Rowena nodded slowly, looking down and sighing once again.

“What does she say?” Sa’nengal asked.

“They’re here to fight for us,” Rowena replied, canting her head to look up at him.

Sa’nengal looked outward again, not looking entirely convinced of Rowena’s words.

“If you cannot follow through with our leader’s orders, I suggest you return to the cover of your home,” Tey’ven stated.

The tension between the two was thick, but Rowena’s thoughts were once again broken when Dolen stepped closer to her. She watched a section of his white hair fall over her shoulder as he leaned his head close to hers.

“Ta’llevny will greet them,” he said softly, obviously not wanting to interrupt the conversation.

Rowena’s eyes widened as she looked backward, watching for a sign that his words were true. It did not take long. Fairy light brightened the trees as another group approached, and she realized that Dolen had been right. Snowsong must have sent him an image of Ta’llevny, surrounded by the glowing fairyfolk as he walked through the trees to the forest’s edge.

Sa’nengal and Tey’ven had given up their verbal argument, but the tension was still prevalent.The group stood quietly, and Lora put her hand to her mouth as she finally saw what the rest of them were seeing.

“You are the chosen emmisary?” Ta’llevny asked, sending the human visitor a kind look.

Lora, for all her obvious nerves, nodded and curtsied as her culture had taught.

“Loralyn Callahan of White Phoenix,” she answered.

“I am Ta’llevny of Tarragon Forest. I hope that we are well met,” he said, moving forward. “Unfortunately, it does not appear that we have much time.

To her credit, Lora did well in simply taking the great leader’s offered arm and moving forward toward the boundary. When Rowena herself had first seen Ta’llevny, she had been struck dumb with surprise by his appearance. One did not often see elves with branches growing intertwined with their hair, and his odd eyes were even more daunting. Still, Lora held herself in perfect manner as they walked.

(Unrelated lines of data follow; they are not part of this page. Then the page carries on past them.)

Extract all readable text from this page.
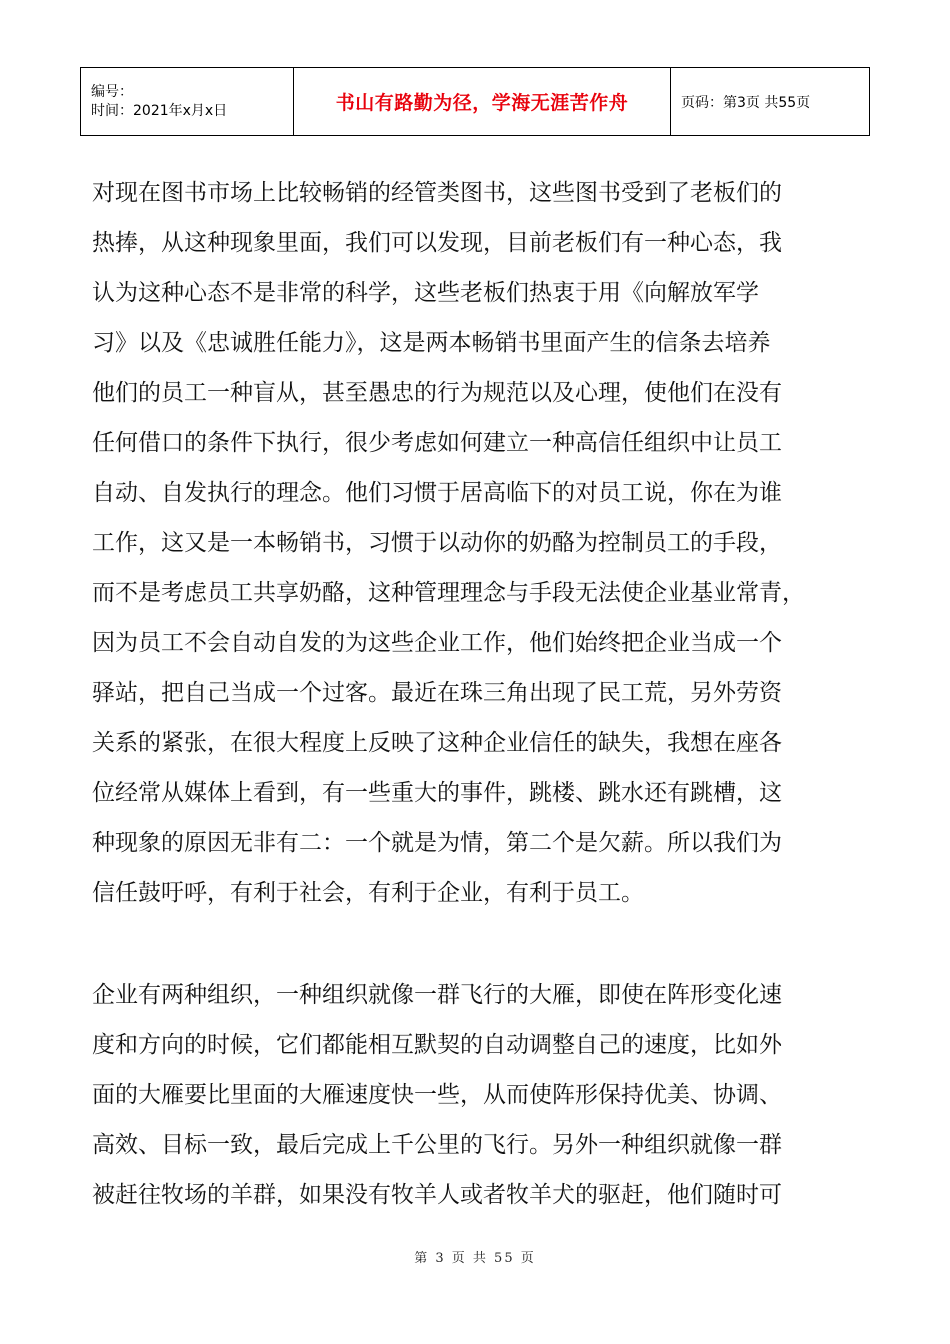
编号：
时间：2021年x月x日	书山有路勤为径，学海无涯苦作舟	页码：第3页 共55页

对现在图书市场上比较畅销的经管类图书，这些图书受到了老板们的
热捧，从这种现象里面，我们可以发现，目前老板们有一种心态，我
认为这种心态不是非常的科学，这些老板们热衷于用《向解放军学
习》以及《忠诚胜任能力》，这是两本畅销书里面产生的信条去培养
他们的员工一种盲从，甚至愚忠的行为规范以及心理，使他们在没有
任何借口的条件下执行，很少考虑如何建立一种高信任组织中让员工
自动、自发执行的理念。他们习惯于居高临下的对员工说，你在为谁
工作，这又是一本畅销书，习惯于以动你的奶酪为控制员工的手段，
而不是考虑员工共享奶酪，这种管理理念与手段无法使企业基业常青，
因为员工不会自动自发的为这些企业工作，他们始终把企业当成一个
驿站，把自己当成一个过客。最近在珠三角出现了民工荒，另外劳资
关系的紧张，在很大程度上反映了这种企业信任的缺失，我想在座各
位经常从媒体上看到，有一些重大的事件，跳楼、跳水还有跳槽，这
种现象的原因无非有二：一个就是为情，第二个是欠薪。所以我们为
信任鼓吁呼，有利于社会，有利于企业，有利于员工。

企业有两种组织，一种组织就像一群飞行的大雁，即使在阵形变化速
度和方向的时候，它们都能相互默契的自动调整自己的速度，比如外
面的大雁要比里面的大雁速度快一些，从而使阵形保持优美、协调、
高效、目标一致，最后完成上千公里的飞行。另外一种组织就像一群
被赶往牧场的羊群，如果没有牧羊人或者牧羊犬的驱赶，他们随时可

第 3 页 共 55 页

Tey’ven and Sa’nengal flanked their leader, and two other of the esteemed riders appeared behind them. The fairies surrounded them in a writhing cloud of light and color. Silna stepped up to her side, and she felt Dolen close at her back as they watched the small procession leave. Rowena caught motion in her peripheral view, and noticed that more than just their small group had arrived for the meeting. Various elves were staring wide-eyed from the shadows, inching forward as spooked deer might.

Rowena took in a breath and turned, smiling and offering her hand to Dolen.

“Shall we follow?” she asked, looking between her sister and Dolen.

Silna looked resolved and nodded once, and Dolen did the same, though he hesitated before taking her hand. It was amusing to watch, but he would have to get used to it. After all, they had entered into a formal courtship just a few hours earlier. Rowena twined her fingers carefully with his before turning to move after Ta’llevny.

Flanked by the two she held most dear, Rowena stepped over the Tarragon border and bore witness to an event that would go down in the history books.